Portal, ‘Vexovoid’ (Profound Lore)

7
SPIN Rating: 7 of 10
Release Date: February 12, 2013
Label: Profound Lore

On the surface, Australian extreme-metal weirdos Portal look like a band cut from the same swath as Slipknot, Ghost B.C., and GWAR: a quintet of thirtysomething headbangers likely too ugly to compete with younger, better-looking heshers, so they dipped into the cabinet of Dr. Caligari to concoct an expressionistic, Bosch-esque visage to complement their hellacious hellfire. They dress in vintage 1920s couture evocative of popular metalhead literary hero H.P. Lovecraft, heightening the effect by donning executioners’ masks, except in the case of vocalist/vomitist the Curator, who prefers either a wide-brimmed wizard’s cap or, even stranger, the top of a grandfather clock. (Incidentally, this is a band more obsessed with timepieces than Flavor Flav, as guitarist Horror Illogium allegedly derived his moniker somehow from the invention of the pendulum, which drives grandfather clocks.) But such overzealous, fan-attracting, sartorial sensibilities aside, the group’s music stands on its own.

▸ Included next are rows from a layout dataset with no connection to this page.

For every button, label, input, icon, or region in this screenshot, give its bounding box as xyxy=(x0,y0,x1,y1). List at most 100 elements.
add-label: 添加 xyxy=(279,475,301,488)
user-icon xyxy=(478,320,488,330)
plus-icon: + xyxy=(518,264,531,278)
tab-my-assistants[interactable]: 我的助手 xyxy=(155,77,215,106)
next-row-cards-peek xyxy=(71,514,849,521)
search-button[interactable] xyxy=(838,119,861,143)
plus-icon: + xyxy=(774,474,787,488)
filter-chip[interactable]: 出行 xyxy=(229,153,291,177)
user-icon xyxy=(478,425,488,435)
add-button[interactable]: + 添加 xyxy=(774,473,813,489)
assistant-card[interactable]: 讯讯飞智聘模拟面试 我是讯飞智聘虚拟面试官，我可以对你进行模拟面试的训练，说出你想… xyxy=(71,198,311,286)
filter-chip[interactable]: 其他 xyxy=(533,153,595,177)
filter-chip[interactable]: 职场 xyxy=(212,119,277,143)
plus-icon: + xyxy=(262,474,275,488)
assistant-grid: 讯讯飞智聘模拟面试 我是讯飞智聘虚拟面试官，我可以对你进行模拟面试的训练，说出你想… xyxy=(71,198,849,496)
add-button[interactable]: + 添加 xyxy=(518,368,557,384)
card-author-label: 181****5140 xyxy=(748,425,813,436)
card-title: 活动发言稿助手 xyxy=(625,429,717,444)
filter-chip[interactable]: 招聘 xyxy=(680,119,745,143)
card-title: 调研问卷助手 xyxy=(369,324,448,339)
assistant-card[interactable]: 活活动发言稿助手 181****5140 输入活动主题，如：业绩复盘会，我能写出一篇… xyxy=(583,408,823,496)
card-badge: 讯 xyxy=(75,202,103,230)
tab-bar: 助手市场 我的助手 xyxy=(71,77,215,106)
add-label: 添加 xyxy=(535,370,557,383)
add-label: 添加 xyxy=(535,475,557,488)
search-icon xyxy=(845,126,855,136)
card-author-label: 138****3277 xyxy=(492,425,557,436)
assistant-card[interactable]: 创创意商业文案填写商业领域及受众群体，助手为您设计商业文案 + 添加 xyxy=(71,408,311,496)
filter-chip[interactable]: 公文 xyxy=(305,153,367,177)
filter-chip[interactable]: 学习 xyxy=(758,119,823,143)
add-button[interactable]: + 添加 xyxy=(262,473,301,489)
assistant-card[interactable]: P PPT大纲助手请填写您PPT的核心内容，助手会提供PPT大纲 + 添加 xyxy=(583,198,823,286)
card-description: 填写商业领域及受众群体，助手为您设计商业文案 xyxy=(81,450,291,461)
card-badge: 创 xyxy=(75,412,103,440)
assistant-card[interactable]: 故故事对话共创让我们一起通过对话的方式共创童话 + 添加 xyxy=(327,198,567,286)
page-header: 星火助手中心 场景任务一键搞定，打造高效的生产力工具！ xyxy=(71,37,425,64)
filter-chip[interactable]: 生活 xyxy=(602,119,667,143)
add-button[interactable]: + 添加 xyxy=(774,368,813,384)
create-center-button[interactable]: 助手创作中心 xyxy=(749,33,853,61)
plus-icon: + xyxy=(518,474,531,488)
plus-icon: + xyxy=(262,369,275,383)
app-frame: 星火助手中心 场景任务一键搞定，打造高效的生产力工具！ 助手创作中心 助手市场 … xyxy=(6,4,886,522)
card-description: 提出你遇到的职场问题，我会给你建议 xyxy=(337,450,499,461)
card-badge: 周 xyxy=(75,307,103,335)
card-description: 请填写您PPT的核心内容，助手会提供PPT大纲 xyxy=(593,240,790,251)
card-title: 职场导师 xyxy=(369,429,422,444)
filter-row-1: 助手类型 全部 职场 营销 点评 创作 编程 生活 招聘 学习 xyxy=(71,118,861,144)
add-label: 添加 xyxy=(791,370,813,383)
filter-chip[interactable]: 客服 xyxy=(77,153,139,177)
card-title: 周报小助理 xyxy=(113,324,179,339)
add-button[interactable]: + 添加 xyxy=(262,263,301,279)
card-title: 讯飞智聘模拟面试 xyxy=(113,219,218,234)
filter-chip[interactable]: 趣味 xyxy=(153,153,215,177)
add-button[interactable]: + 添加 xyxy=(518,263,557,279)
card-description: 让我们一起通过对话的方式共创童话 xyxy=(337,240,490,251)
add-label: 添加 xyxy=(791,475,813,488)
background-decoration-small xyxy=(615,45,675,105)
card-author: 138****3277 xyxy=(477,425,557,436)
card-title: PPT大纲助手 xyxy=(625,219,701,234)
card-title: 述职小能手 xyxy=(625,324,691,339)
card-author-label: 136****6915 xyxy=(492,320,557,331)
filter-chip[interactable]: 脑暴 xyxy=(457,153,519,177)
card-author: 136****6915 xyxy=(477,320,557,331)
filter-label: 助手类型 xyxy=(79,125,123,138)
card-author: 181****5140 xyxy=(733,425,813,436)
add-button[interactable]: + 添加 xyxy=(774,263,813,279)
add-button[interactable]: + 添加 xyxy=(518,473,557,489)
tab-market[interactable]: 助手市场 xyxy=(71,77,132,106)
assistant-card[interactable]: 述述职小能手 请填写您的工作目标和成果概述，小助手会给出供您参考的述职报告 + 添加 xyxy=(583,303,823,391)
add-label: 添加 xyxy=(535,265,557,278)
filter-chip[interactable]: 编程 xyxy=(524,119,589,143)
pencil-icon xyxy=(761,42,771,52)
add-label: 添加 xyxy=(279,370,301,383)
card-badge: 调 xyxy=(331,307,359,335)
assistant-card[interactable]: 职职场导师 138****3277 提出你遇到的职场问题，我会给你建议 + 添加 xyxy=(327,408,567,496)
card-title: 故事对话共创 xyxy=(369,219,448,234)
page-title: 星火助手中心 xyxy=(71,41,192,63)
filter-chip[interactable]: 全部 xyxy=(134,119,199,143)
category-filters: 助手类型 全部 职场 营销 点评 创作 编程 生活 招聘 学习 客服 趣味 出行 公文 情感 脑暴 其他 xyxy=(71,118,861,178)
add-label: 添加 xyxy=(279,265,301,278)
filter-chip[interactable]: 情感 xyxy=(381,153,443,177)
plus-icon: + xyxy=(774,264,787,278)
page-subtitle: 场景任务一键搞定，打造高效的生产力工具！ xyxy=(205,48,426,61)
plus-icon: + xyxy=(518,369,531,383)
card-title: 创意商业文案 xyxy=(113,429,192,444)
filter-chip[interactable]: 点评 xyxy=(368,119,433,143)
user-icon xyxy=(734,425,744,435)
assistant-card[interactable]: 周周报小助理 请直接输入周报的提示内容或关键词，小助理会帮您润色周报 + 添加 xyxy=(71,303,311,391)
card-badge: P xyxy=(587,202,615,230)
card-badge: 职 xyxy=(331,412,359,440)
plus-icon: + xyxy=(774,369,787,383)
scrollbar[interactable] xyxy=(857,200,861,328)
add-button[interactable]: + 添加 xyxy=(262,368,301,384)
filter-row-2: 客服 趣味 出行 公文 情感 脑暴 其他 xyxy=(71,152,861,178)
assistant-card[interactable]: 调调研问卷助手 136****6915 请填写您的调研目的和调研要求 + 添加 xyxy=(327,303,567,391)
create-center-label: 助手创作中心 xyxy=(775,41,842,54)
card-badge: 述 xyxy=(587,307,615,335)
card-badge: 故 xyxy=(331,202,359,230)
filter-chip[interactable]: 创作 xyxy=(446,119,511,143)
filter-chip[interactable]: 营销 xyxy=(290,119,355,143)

On their fourth album, Portal use only muted and dark colors to paint a horrifying tapestry of abstract, depressed misery. That’s a good thing. The group has, in the past, identified itself as death metal — their biggest influence is Morbid Angel, not that Horror Illogium has ever pulled off anything approximating Trey Azagthoth’s fiery fretwork — but only really emulate that genre via their relentless drive. Instead, they continue the course set on recent albums Swarth and Outré by pulling off some next-level metallic cross-pollination. Where black metal conjures symphonic whirlwinds of minor-key mayhem and death metal froths with jagged pessimism, Portal have found a middle ground where all forms of extreme negativity work in concert.

Along with Morbid Angel and Lovecraft, the group has cited 20th-century atonal composer Krzysztof Penderecki as an inspiration, and his brand of timbral surgery comes to the fore most clearly on Vexovoid. Much of the album, from the extended chords of “Orbmorphia” to the flickering rhythm guitars of “Oblotten,” have more in common with jazz than metal. The record’s centerpiece, “Plasm,” beats the hell out of some poor chord as the group highlights it with clusters of distressing notes before descending into a noisescape akin to the sound emanating from the inside of someone’s intestines. (One assumes.) Elsewhere, the guitarists — who play eight-string instruments for, y’know, extra evil — pluck discordant cacophonies that ring death knells on particularly downtrodden numbers like “Curtain” and “Awryeon,” while drummer Ignis Fatuus (who deserves credit for carrying on his sweaty Animal act in a suit and hood) rattles out scattered, unpredictable beats on the ironically titled “Kilter.”

Dropping the needle haphazardly at any point here will likely produce a guttural rumble, but as a whole, it’s the more abstract artistic accoutrements adorning that rumble that make this record a winner. Vexovoid is possibly the most inscrutable, evil-sounding thing to emerge from Australia since Mel Gibson.